NOT A LOT LIKE LOTT…. As you’ve probably heard, Senate Majority Leader Harry Reid (D-Nev.) has been the subject of intense Republican criticism over the last couple of days. It seems that Reid, in 2006, was speculating about Barack Obama’s chances as a presidential candidate. Reid was “wowed” by Obama’s skills and was confident that Americans were open to supporting a black presidential candidate, especially one like Obama, who Reid described as a “light-skinned” African American “with no Negro dialect, unless he wanted to have one.”

After the quote was reported, Reid quickly apologized, and the White House quickly accepted. The senator has since received support from prominent leaders from the African-American community and members of the Congressional Black Caucus.

Reasonable people can disagree about the seriousness of Reid’s unfortunate choice of words. I argued yesterday that, given the larger context and Reid’s record on race-related issues, the apology should suffice. Mark Kleiman has a compelling piece arguing that this brouhaha is largely meaningless. Kevin Drum said “this whole thing is ridiculous” and is just “part of the kabuki of American politics.” Even George Will found it preposterous when Liz Cheney attacked Reid as a “racist.”

But the comparison that reporters and Republicans seem to love tries to draw parallels between Reid’s comments and Trent Lott’s pro-segregation remarks from 2002.

Even for our stunted political discourse, this is hopelessly silly.

GOP attack dogs are actually trying to make the case that Lott was forced to give up his leadership post in 2002, so Reid should do the same now. Anything less would be a “double standard.” The media is playing along, as if this were a legitimate argument.

It’s not. Josh Marshall, who knows a bit about the Lott matter, had a great item on this.

Two things in tandem ended Lott’s career in the senate leadership. First, Lott had a long history of support for and association with segregationist and white supremacist groups in the South. Not in some distant past but in the year’s just before his downfall. (He was also a staunch opponent of virtually all civil rights legislation. But that actually didn’t distinguish him that much for many other Southern Republicans of his generation.) To a lot of us at the time it was always a bit of a mystery how someone with his record could have risen as high as he had. This was all widely known in Washington, DC but it was by common agreement overlooked and excused. (In many ways, because of this, it was a scandal of official Washington — as much as Lott.)

Then one day, Lott said this remarkable thing — if only the candidate of segregation (Strom Thurmond) had been elected president in 1948, we’d have avoided all the problems we’ve had in recent decades.

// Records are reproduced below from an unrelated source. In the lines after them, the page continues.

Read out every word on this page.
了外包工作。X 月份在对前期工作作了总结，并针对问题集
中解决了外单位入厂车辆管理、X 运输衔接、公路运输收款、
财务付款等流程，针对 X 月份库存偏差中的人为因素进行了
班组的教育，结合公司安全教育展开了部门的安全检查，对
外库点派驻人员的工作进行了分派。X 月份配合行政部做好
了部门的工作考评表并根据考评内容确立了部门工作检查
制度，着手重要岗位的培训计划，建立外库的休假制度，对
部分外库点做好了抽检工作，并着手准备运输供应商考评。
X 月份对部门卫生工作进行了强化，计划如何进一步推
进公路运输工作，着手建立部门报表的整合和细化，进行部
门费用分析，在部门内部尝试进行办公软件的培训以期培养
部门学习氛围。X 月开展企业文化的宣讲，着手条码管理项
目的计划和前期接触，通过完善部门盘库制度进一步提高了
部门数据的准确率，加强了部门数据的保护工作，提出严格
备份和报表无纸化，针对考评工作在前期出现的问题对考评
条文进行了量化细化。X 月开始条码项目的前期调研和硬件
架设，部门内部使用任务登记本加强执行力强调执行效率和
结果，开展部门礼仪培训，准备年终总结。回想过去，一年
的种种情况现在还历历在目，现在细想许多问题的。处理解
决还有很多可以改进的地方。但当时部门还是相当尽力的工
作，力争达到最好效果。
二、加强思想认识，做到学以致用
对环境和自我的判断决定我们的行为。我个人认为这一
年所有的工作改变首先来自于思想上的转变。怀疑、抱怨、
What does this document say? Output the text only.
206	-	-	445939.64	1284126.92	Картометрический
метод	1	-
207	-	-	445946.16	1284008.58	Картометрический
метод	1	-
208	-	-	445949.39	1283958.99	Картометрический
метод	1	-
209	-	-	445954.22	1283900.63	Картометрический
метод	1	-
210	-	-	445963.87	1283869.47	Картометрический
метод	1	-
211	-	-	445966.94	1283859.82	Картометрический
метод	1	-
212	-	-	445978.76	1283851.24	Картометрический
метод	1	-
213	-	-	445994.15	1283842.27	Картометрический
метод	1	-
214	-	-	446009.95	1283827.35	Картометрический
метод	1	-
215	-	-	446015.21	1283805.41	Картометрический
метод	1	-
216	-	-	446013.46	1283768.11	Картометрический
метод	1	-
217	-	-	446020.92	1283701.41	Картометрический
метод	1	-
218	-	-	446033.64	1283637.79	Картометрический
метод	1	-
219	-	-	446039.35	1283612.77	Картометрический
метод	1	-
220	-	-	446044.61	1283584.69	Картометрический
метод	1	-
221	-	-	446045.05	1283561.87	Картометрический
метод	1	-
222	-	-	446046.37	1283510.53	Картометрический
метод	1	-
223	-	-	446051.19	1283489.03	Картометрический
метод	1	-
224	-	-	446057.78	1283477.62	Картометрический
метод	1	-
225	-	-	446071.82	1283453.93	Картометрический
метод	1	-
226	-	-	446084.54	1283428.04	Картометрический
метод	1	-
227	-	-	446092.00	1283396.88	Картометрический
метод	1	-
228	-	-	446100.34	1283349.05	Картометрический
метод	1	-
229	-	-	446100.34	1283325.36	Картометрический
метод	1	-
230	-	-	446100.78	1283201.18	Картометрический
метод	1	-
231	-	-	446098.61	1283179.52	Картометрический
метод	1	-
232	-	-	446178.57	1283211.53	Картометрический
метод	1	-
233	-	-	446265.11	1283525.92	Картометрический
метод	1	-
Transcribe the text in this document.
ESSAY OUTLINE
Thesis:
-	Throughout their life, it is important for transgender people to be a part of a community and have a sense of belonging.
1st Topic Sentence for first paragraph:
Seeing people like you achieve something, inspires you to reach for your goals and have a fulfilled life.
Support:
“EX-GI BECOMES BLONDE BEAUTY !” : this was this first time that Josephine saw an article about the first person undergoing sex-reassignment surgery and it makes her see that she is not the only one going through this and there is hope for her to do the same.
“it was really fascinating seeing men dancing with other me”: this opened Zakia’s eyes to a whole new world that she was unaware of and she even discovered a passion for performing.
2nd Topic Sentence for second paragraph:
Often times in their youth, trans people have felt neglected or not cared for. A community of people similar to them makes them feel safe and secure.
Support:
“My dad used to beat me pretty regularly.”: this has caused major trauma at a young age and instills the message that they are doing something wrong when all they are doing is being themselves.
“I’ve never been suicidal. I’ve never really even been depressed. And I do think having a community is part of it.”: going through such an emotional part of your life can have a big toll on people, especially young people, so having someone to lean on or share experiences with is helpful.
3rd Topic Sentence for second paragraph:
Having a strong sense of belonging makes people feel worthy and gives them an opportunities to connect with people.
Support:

Most other politicians could have walked away from this remark with the claim that they just hadn’t thought through the implications of the statement. The problem for Lott was that almost everything from his past suggested that he knew the implications exactly and believed them deeply. To put it more baldly, too many past statements and actions made it clear he was a supporter of white supremacist politics and segregation. Suddenly what official Washington had always ignored was open to intense scrutiny and his days were numbered.

Folks can make an argument for Reid’s punishment on its own terms; but the Lott analogy is laughable.

Right. Lott’s adult life was filled with racial controversy, including his membership in the Council of Conservative Citizens and his public praise of Jefferson Davis. In 2002, he didn’t just talk up Thurmond’s 1948 presidential campaign — Lott expressed nostalgia for segregation.

Chances are, Republicans realize how absurd the comparison is, but don’t care — this is about scoring points against a vulnerable incumbent in an election year, not making sense. But for the media to play along — and create a controversy basically because the GOP told them to — is ridiculous.